ENGLISH
REFERENCE

offspring

n. C / U
C1 Advanced Oxford US //ˈɔfsˌpɹɪŋ// UK //ˈɒfspɹɪŋ// off·spring

n. the children of a person or the young of an animal. You use this word when you want to sound more formal or scientific than saying 'kids' or 'babies'.

n. the immediate descendants of a person, animal, or plant. Often used in biological or legal contexts to refer to progeny collectively.


SIMPLE

The birds are busy feeding their hungry offspring.

CONTEXTUAL

The study tracked the health of the original participants and their offspring over several decades.

COMPLEX

In evolutionary biology, an organism's fitness is often measured by the number of viable offspring it produces that survive to reproductive age themselves.

Synonyms
Origin

From Middle English ofspring, from Old English ofspring (“offspring, descendants, posterity”), equivalent to off- + spring.

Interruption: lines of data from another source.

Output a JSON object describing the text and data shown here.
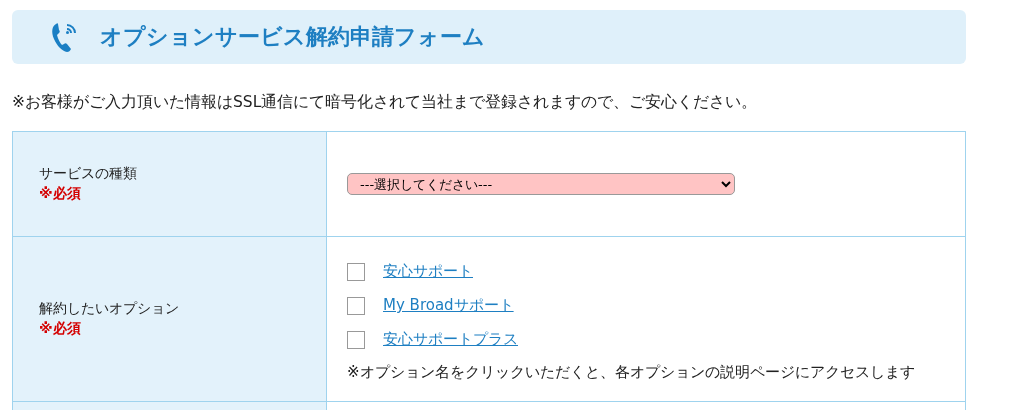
{
  "header": {
    "title": "オプションサービス解約申請フォーム"
  },
  "notice": "※お客様がご入力頂いた情報はSSL通信にて暗号化されて当社まで登録されますので、ご安心ください。",
  "form_rows": [
    {
      "kind": "select",
      "label": "サービスの種類",
      "required": "※必須",
      "value": "---選択してください---",
      "invalid": true
    },
    {
      "kind": "checkboxes",
      "label": "解約したいオプション",
      "required": "※必須",
      "options": [
        {
          "label": "安心サポート",
          "checked": false
        },
        {
          "label": "My Broadサポート",
          "checked": false
        },
        {
          "label": "安心サポートプラス",
          "checked": false
        }
      ],
      "note": "※オプション名をクリックいただくと、各オプションの説明ページにアクセスします"
    },
    {
      "kind": "empty"
    }
  ]
}
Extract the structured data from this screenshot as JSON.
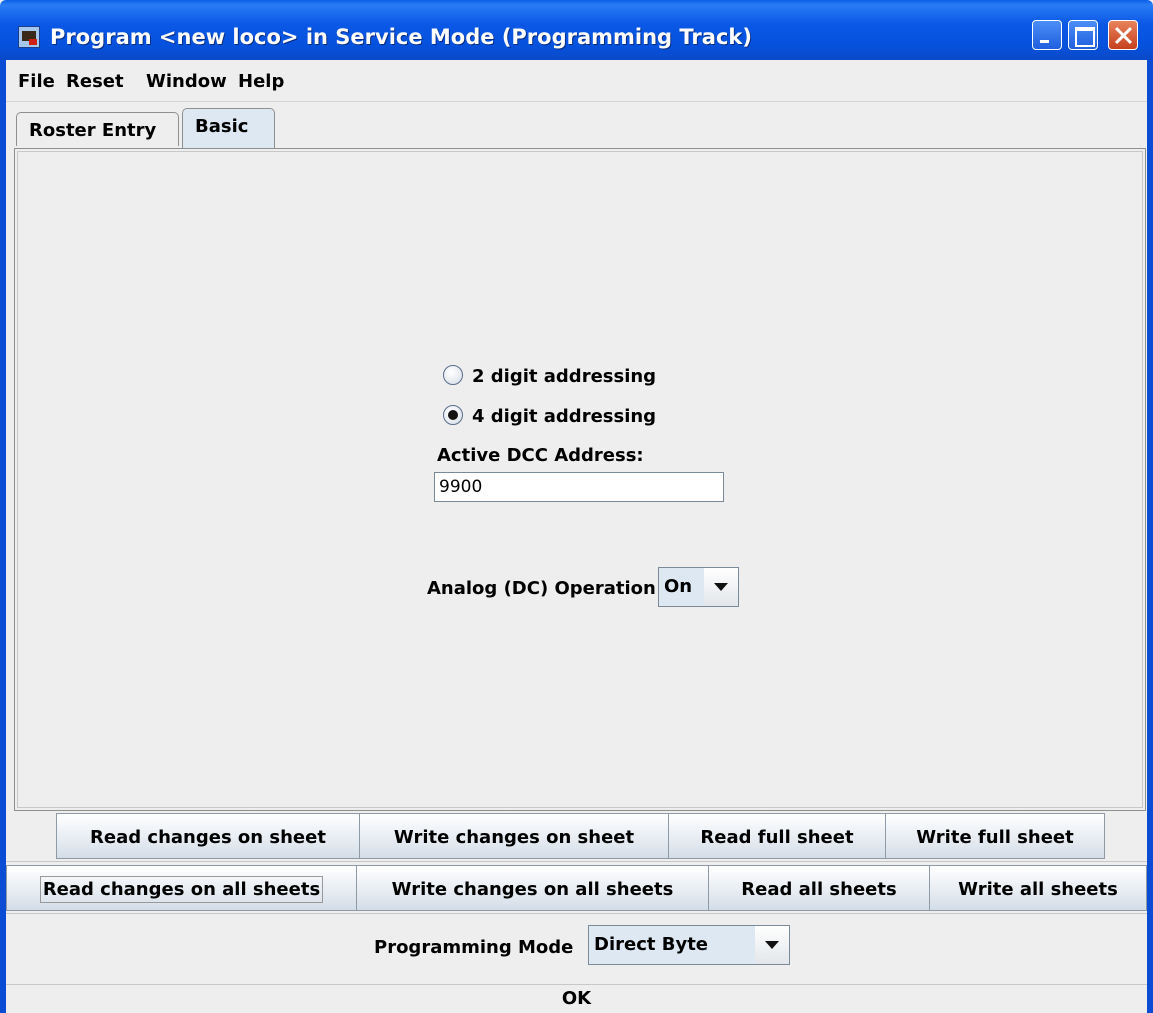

Compare Icelandic afspringur (“offspring”). More at off, spring.

Usage

The word is often treated as an invariant plural, meaning the form 'offspring' is used for both one child and many children.

Pitfall

She has four offsprings.She has four offspring.The word 'offspring' is usually an uncountable or invariant noun; adding an 's' for the plural is generally considered incorrect in standard English.